Symptoms of Caffeine Addiction
- Difficulty sleeping
- Muscle twitching
- Rambling flow of thoughts and speech
- Flushed face
- Increased heart rate
- Stomach upset
- Increased urination
Fortunately, given that caffeine withdrawal symptoms are considerably milder than with any other addiction, combating the withdrawal symptoms is also a good bit easier. There’s nothing you can really do to make the symptoms entirely go away, but you can severely reduce their impact by taking it slow, and altering your diet ever so slightly.

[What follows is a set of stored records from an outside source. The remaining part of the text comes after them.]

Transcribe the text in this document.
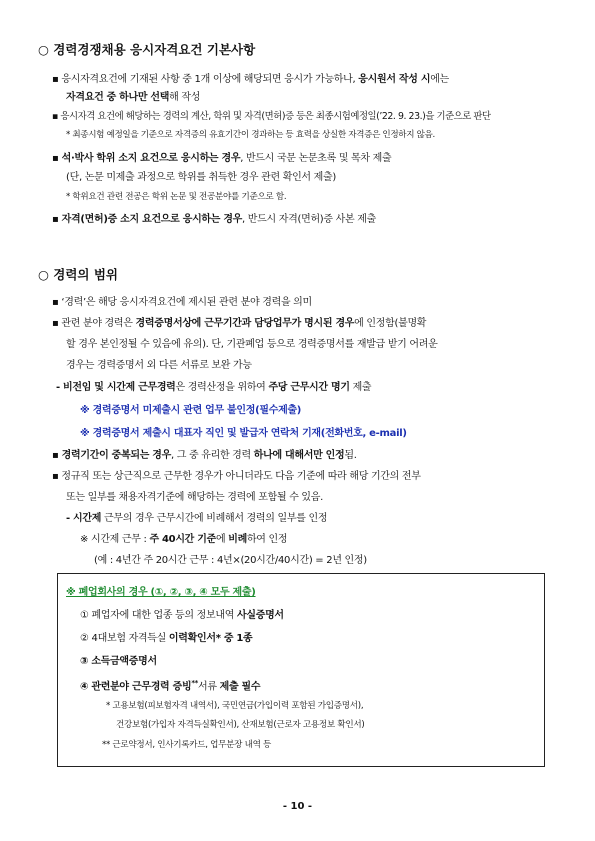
○ 경력경쟁채용 응시자격요건 기본사항
▪ 응시자격요건에 기재된 사항 중 1개 이상에 해당되면 응시가 가능하나, 응시원서 작성 시에는
자격요건 중 하나만 선택해 작성
▪ 응시자격 요건에 해당하는 경력의 계산, 학위 및 자격(면허)증 등은 최종시험예정일(’22. 9. 23.)을 기준으로 판단
* 최종시험 예정일을 기준으로 자격증의 유효기간이 경과하는 등 효력을 상실한 자격증은 인정하지 않음.
▪ 석·박사 학위 소지 요건으로 응시하는 경우, 반드시 국문 논문초록 및 목차 제출
(단, 논문 미제출 과정으로 학위를 취득한 경우 관련 확인서 제출)
* 학위요건 관련 전공은 학위 논문 및 전공분야를 기준으로 함.
▪ 자격(면허)증 소지 요건으로 응시하는 경우, 반드시 자격(면허)증 사본 제출
○ 경력의 범위
▪ ‘경력’은 해당 응시자격요건에 제시된 관련 분야 경력을 의미
▪ 관련 분야 경력은 경력증명서상에 근무기간과 담당업무가 명시된 경우에 인정함(불명확
할 경우 본인정될 수 있음에 유의). 단, 기관폐업 등으로 경력증명서를 재발급 받기 어려운
경우는 경력증명서 외 다른 서류로 보완 가능
- 비전임 및 시간제 근무경력은 경력산정을 위하여 주당 근무시간 명기 제출
※ 경력증명서 미제출시 관련 업무 불인정(필수제출)
※ 경력증명서 제출시 대표자 직인 및 발급자 연락처 기재(전화번호, e-mail)
▪ 경력기간이 중복되는 경우, 그 중 유리한 경력 하나에 대해서만 인정됨.
▪ 정규직 또는 상근직으로 근무한 경우가 아니더라도 다음 기준에 따라 해당 기간의 전부
또는 일부를 채용자격기준에 해당하는 경력에 포함될 수 있음.
- 시간제 근무의 경우 근무시간에 비례해서 경력의 일부를 인정
※ 시간제 근무 : 주 40시간 기준에 비례하여 인정
(예 : 4년간 주 20시간 근무 : 4년×(20시간/40시간) = 2년 인정)
※ 폐업회사의 경우 (①, ②, ③, ④ 모두 제출)
① 폐업자에 대한 업종 등의 정보내역 사실증명서
② 4대보험 자격득실 이력확인서* 중 1종
③ 소득금액증명서
④ 관련분야 근무경력 증빙**서류 제출 필수
* 고용보험(피보험자격 내역서), 국민연금(가입이력 포함된 가입증명서),
건강보험(가입자 자격득실확인서), 산재보험(근로자 고용정보 확인서)
** 근로약정서, 인사기록카드, 업무분장 내역 등
- 10 -
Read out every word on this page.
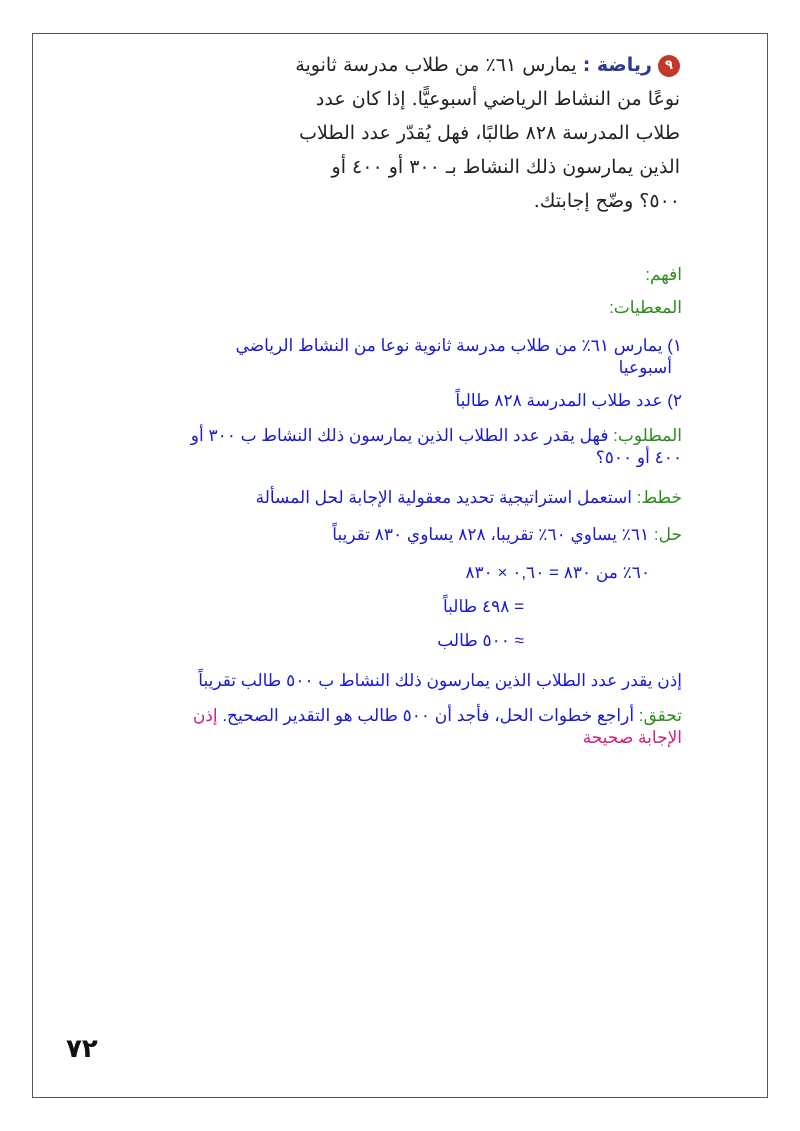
٩رياضة : يمارس ٦١٪ من طلاب مدرسة ثانوية
نوعًا من النشاط الرياضي أسبوعيًّا. إذا كان عدد
طلاب المدرسة ٨٢٨ طالبًا، فهل يُقدّر عدد الطلاب
الذين يمارسون ذلك النشاط بـ ٣٠٠ أو ٤٠٠ أو
٥٠٠؟ وضّح إجابتك.
افهم:
المعطيات:
١) يمارس ٦١٪ من طلاب مدرسة ثانوية نوعا من النشاط الرياضي
أسبوعيا
٢) عدد طلاب المدرسة ٨٢٨ طالباً
المطلوب: فهل يقدر عدد الطلاب الذين يمارسون ذلك النشاط ب ٣٠٠ أو
٤٠٠ أو ٥٠٠؟
خطط: استعمل استراتيجية تحديد معقولية الإجابة لحل المسألة
حل: ٦١٪ يساوي ٦٠٪ تقريبا، ٨٢٨ يساوي ٨٣٠ تقريباً
٦٠٪ من ٨٣٠ = ٠,٦٠ × ٨٣٠
= ٤٩٨ طالباً
≈ ٥٠٠ طالب
إذن يقدر عدد الطلاب الذين يمارسون ذلك النشاط ب ٥٠٠ طالب تقريباً
تحقق: أراجع خطوات الحل، فأجد أن ٥٠٠ طالب هو التقدير الصحيح. إذن
الإجابة صحيحة
٧٢
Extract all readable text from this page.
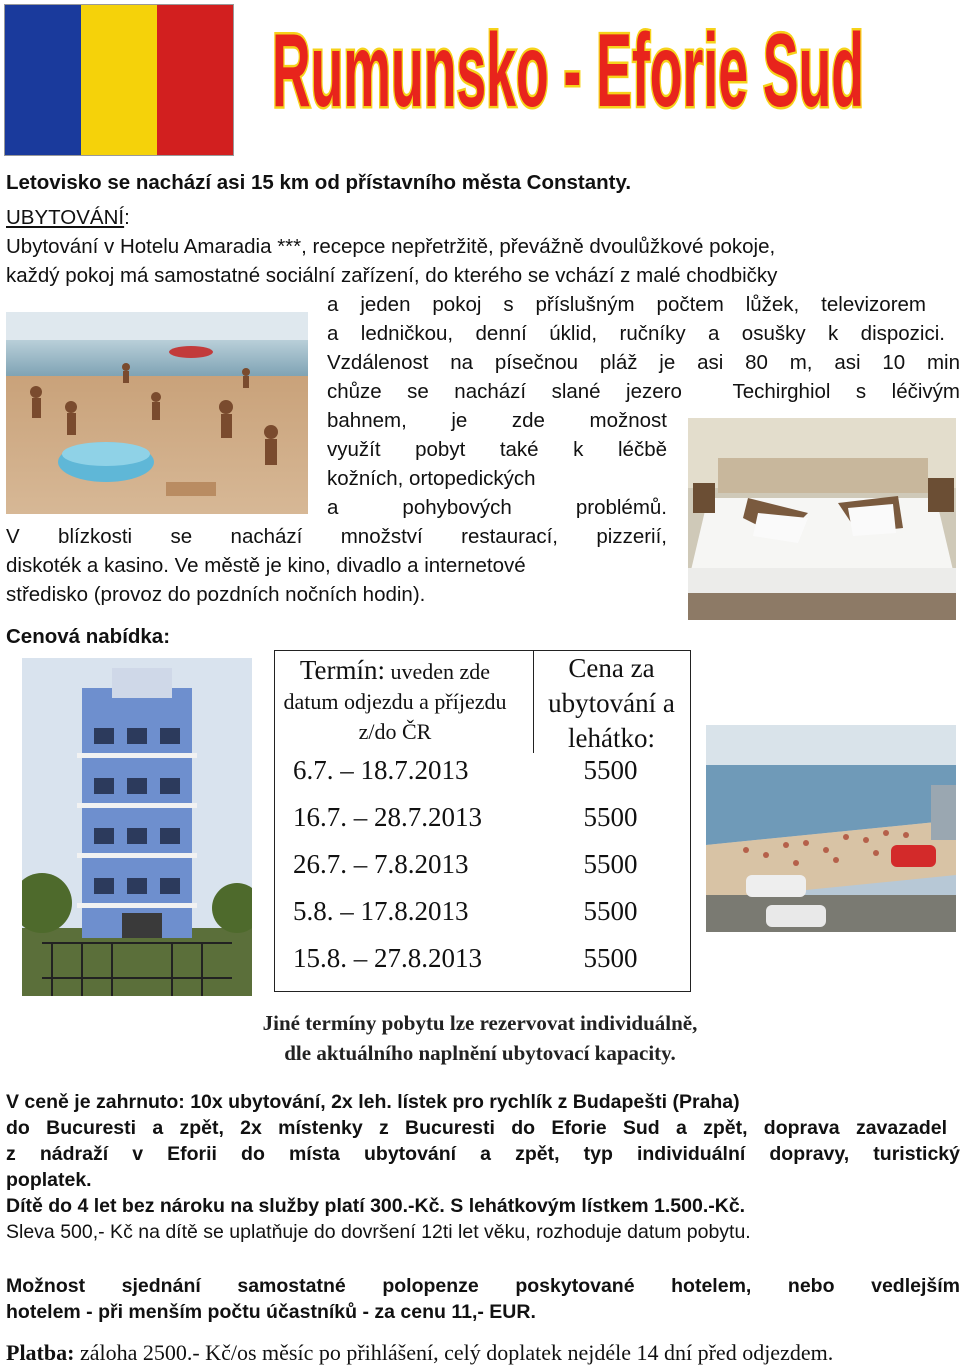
Rumunsko - Eforie Sud

Letovisko se nachází asi 15 km od přístavního města Constanty.

UBYTOVÁNÍ:

Ubytování v Hotelu Amaradia ***, recepce nepřetržitě, převážně dvoulůžkové pokoje,

každý pokoj má samostatné sociální zařízení, do kterého se vchází z malé chodbičky

a jeden pokoj s příslušným počtem lůžek, televizorem

a ledničkou, denní úklid, ručníky a osušky k dispozici.

Vzdálenost na písečnou pláž je asi 80 m, asi 10 min

chůze se nachází slané jezero  Techirghiol s léčivým

bahnem, je zde možnost

využít pobyt také k léčbě

kožních, ortopedických

a pohybových problémů.

V blízkosti se nachází množství restaurací, pizzerií,

diskoték a kasino. Ve městě je kino, divadlo a internetové

středisko (provoz do pozdních nočních hodin).

Cenová nabídka:

Termín: uveden zde datum odjezdu a příjezdu z/do ČR
Cena za ubytování a lehátko:
6.7. – 18.7.2013	5500
16.7. – 28.7.2013	5500
26.7. – 7.8.2013	5500
5.8. – 17.8.2013	5500
15.8. – 27.8.2013	5500
Jiné termíny pobytu lze rezervovat individuálně,
dle aktuálního naplnění ubytovací kapacity.

V ceně je zahrnuto: 10x ubytování, 2x leh. lístek pro rychlík z Budapešti (Praha)

do Bucuresti a zpět, 2x místenky z Bucuresti do Eforie Sud a zpět, doprava zavazadel

z  nádraží  v  Eforii  do  místa  ubytování  a  zpět,  typ  individuální  dopravy,  turistický

poplatek.

Dítě do 4 let bez nároku na služby platí 300.-Kč. S lehátkovým lístkem 1.500.-Kč.

Sleva 500,- Kč na dítě se uplatňuje do dovršení 12ti let věku, rozhoduje datum pobytu.

Možnost  sjednání  samostatné  polopenze  poskytované  hotelem,  nebo  vedlejším

hotelem - při menším počtu účastníků - za cenu 11,- EUR.

Platba: záloha 2500.- Kč/os měsíc po přihlášení, celý doplatek nejdéle 14 dní před odjezdem.
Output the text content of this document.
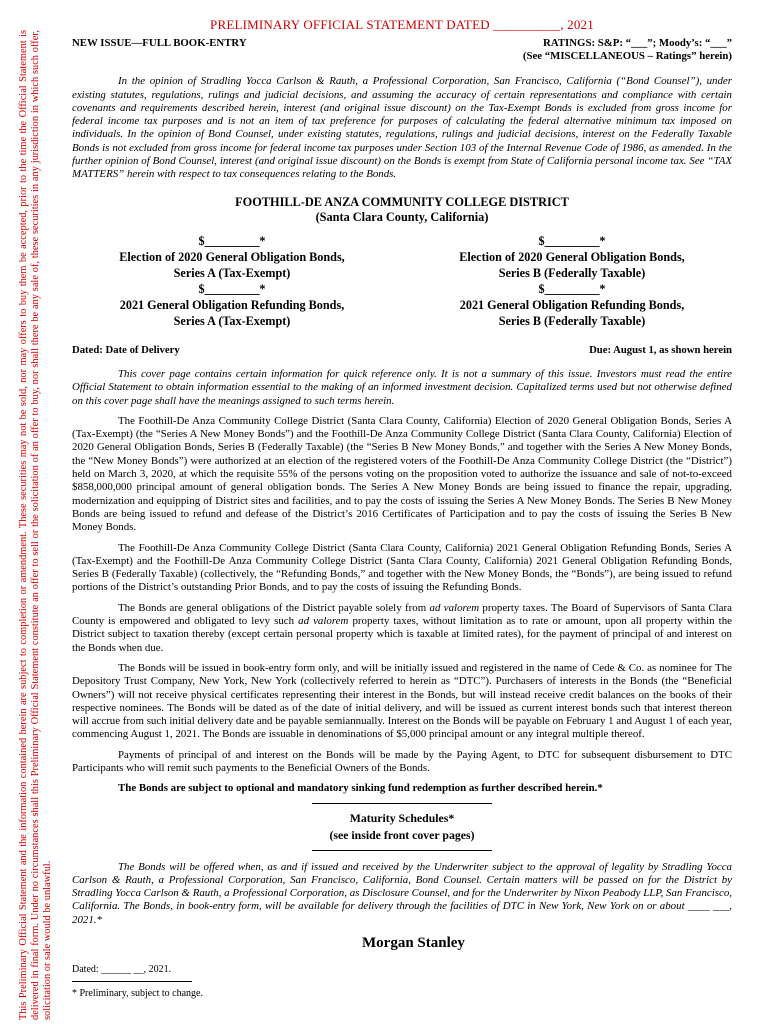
This Preliminary Official Statement and the information contained herein are subject to completion or amendment. These securities may not be sold, nor may offers to buy them be accepted, prior to the time the Official Statement is delivered in final form. Under no circumstances shall this Preliminary Official Statement constitute an offer to sell or the solicitation of an offer to buy, nor shall there be any sale of, these securities in any jurisdiction in which such offer, solicitation or sale would be unlawful.
PRELIMINARY OFFICIAL STATEMENT DATED __________, 2021
NEW ISSUE—FULL BOOK-ENTRY	RATINGS: S&P: “___”; Moody’s: “___”
(See “MISCELLANEOUS – Ratings” herein)
In the opinion of Stradling Yocca Carlson & Rauth, a Professional Corporation, San Francisco, California (“Bond Counsel”), under existing statutes, regulations, rulings and judicial decisions, and assuming the accuracy of certain representations and compliance with certain covenants and requirements described herein, interest (and original issue discount) on the Tax-Exempt Bonds is excluded from gross income for federal income tax purposes and is not an item of tax preference for purposes of calculating the federal alternative minimum tax imposed on individuals. In the opinion of Bond Counsel, under existing statutes, regulations, rulings and judicial decisions, interest on the Federally Taxable Bonds is not excluded from gross income for federal income tax purposes under Section 103 of the Internal Revenue Code of 1986, as amended. In the further opinion of Bond Counsel, interest (and original issue discount) on the Bonds is exempt from State of California personal income tax. See “TAX MATTERS” herein with respect to tax consequences relating to the Bonds.
FOOTHILL-DE ANZA COMMUNITY COLLEGE DISTRICT
(Santa Clara County, California)
$_________*
Election of 2020 General Obligation Bonds,
Series A (Tax-Exempt)
$_________*
2021 General Obligation Refunding Bonds,
Series A (Tax-Exempt)
$_________*
Election of 2020 General Obligation Bonds,
Series B (Federally Taxable)
$_________*
2021 General Obligation Refunding Bonds,
Series B (Federally Taxable)
Dated: Date of Delivery	Due: August 1, as shown herein
This cover page contains certain information for quick reference only. It is not a summary of this issue. Investors must read the entire Official Statement to obtain information essential to the making of an informed investment decision. Capitalized terms used but not otherwise defined on this cover page shall have the meanings assigned to such terms herein.

The Foothill-De Anza Community College District (Santa Clara County, California) Election of 2020 General Obligation Bonds, Series A (Tax-Exempt) (the “Series A New Money Bonds”) and the Foothill-De Anza Community College District (Santa Clara County, California) Election of 2020 General Obligation Bonds, Series B (Federally Taxable) (the “Series B New Money Bonds,” and together with the Series A New Money Bonds, the “New Money Bonds”) were authorized at an election of the registered voters of the Foothill-De Anza Community College District (the “District”) held on March 3, 2020, at which the requisite 55% of the persons voting on the proposition voted to authorize the issuance and sale of not-to-exceed $858,000,000 principal amount of general obligation bonds. The Series A New Money Bonds are being issued to finance the repair, upgrading, modernization and equipping of District sites and facilities, and to pay the costs of issuing the Series A New Money Bonds. The Series B New Money Bonds are being issued to refund and defease of the District’s 2016 Certificates of Participation and to pay the costs of issuing the Series B New Money Bonds.

The Foothill-De Anza Community College District (Santa Clara County, California) 2021 General Obligation Refunding Bonds, Series A (Tax-Exempt) and the Foothill-De Anza Community College District (Santa Clara County, California) 2021 General Obligation Refunding Bonds, Series B (Federally Taxable) (collectively, the “Refunding Bonds,” and together with the New Money Bonds, the “Bonds”), are being issued to refund portions of the District’s outstanding Prior Bonds, and to pay the costs of issuing the Refunding Bonds.

The Bonds are general obligations of the District payable solely from ad valorem property taxes. The Board of Supervisors of Santa Clara County is empowered and obligated to levy such ad valorem property taxes, without limitation as to rate or amount, upon all property within the District subject to taxation thereby (except certain personal property which is taxable at limited rates), for the payment of principal of and interest on the Bonds when due.

The Bonds will be issued in book-entry form only, and will be initially issued and registered in the name of Cede & Co. as nominee for The Depository Trust Company, New York, New York (collectively referred to herein as “DTC”). Purchasers of interests in the Bonds (the “Beneficial Owners”) will not receive physical certificates representing their interest in the Bonds, but will instead receive credit balances on the books of their respective nominees. The Bonds will be dated as of the date of initial delivery, and will be issued as current interest bonds such that interest thereon will accrue from such initial delivery date and be payable semiannually. Interest on the Bonds will be payable on February 1 and August 1 of each year, commencing August 1, 2021. The Bonds are issuable in denominations of $5,000 principal amount or any integral multiple thereof.

Payments of principal of and interest on the Bonds will be made by the Paying Agent, to DTC for subsequent disbursement to DTC Participants who will remit such payments to the Beneficial Owners of the Bonds.

The Bonds are subject to optional and mandatory sinking fund redemption as further described herein.*

Maturity Schedules*
(see inside front cover pages)
The Bonds will be offered when, as and if issued and received by the Underwriter subject to the approval of legality by Stradling Yocca Carlson & Rauth, a Professional Corporation, San Francisco, California, Bond Counsel. Certain matters will be passed on for the District by Stradling Yocca Carlson & Rauth, a Professional Corporation, as Disclosure Counsel, and for the Underwriter by Nixon Peabody LLP, San Francisco, California. The Bonds, in book-entry form, will be available for delivery through the facilities of DTC in New York, New York on or about ____ ___, 2021.*
Morgan Stanley
Dated: ______ __, 2021.
* Preliminary, subject to change.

Given that caffeine addiction isn’t as severe nor dangerous as most other addictions, quitting cold turkey is not only unnecessary, it’s unwise. It’s best to gradually cut caffeine out of your diet a little bit at a time, weakening your coffee as time goes by, and reducing the number of cups you drink. Likewise, substituting some of your caffeinated soft drinks with non-caffeinated ones, until you gradually eliminate the caffeinated ones altogether, can greatly reduce the onset of symptoms.
To combat the fatigue and the inability to focus, it’s best to eat hearty, healthy meals that provide you with an ongoing supply of energy to keep you going. Well-balanced, well portion meals can give you far more energy, and a much more positive outlook than even the strongest cup of coffee can provide.
Healthy meals also help reduce the headaches, but you can go one step further and combating these by staying hydrated. Drink lots of water, or if you just don’t like water, electrolyte supplements such as Gatorade also work well to keep you hydrated.
Benefits of Eliminating Caffeine
So, you may be wondering if there’s really even a point to eliminating caffeine, given it’s not really that dangerous of the substance, and quitting any addiction is unpleasant. However, you find that many of your mild, daily ailments also disappear along with your caffeine habit.
For one, you will sleep a lot better. Not only will it be easier for you to fall asleep when you’re ready, but your sleep will be much more restful, meaning that every hour of sleep you get will have increased value. If you’re someone who has to function on six hours or less of sleep a day, this can be a real godsend.
If you’re prone to anxiety, you may find the symptoms reducing considerably after eliminating caffeine. Jitters are a common side effect of too much caffeine, but an overall anxious feeling can be a side effect of caffeine in general. You may find yourself more relaxed, more able to go with the flow, and we could all afford to be a little more relaxed in this hectic society.
People who suffer from frequent mild headaches may find these headaches disappearing over time, after eliminating caffeine. While headaches are the most common symptom of withdrawal, they can also be a side effect of excessive caffeine consumption. You would be hard-pressed to meet a coffee drinker who can’t vouch for getting a mild headache after having a little too much coffee a little too quickly.
Finally, if you suffer from frequent heartburn, you may see the symptoms reducing significantly as well, as caffeine (especially form of coffee) in the can cause heartburn, acid reflux and severe indigestion. Again, any heavy coffee drinker can vouch for this one.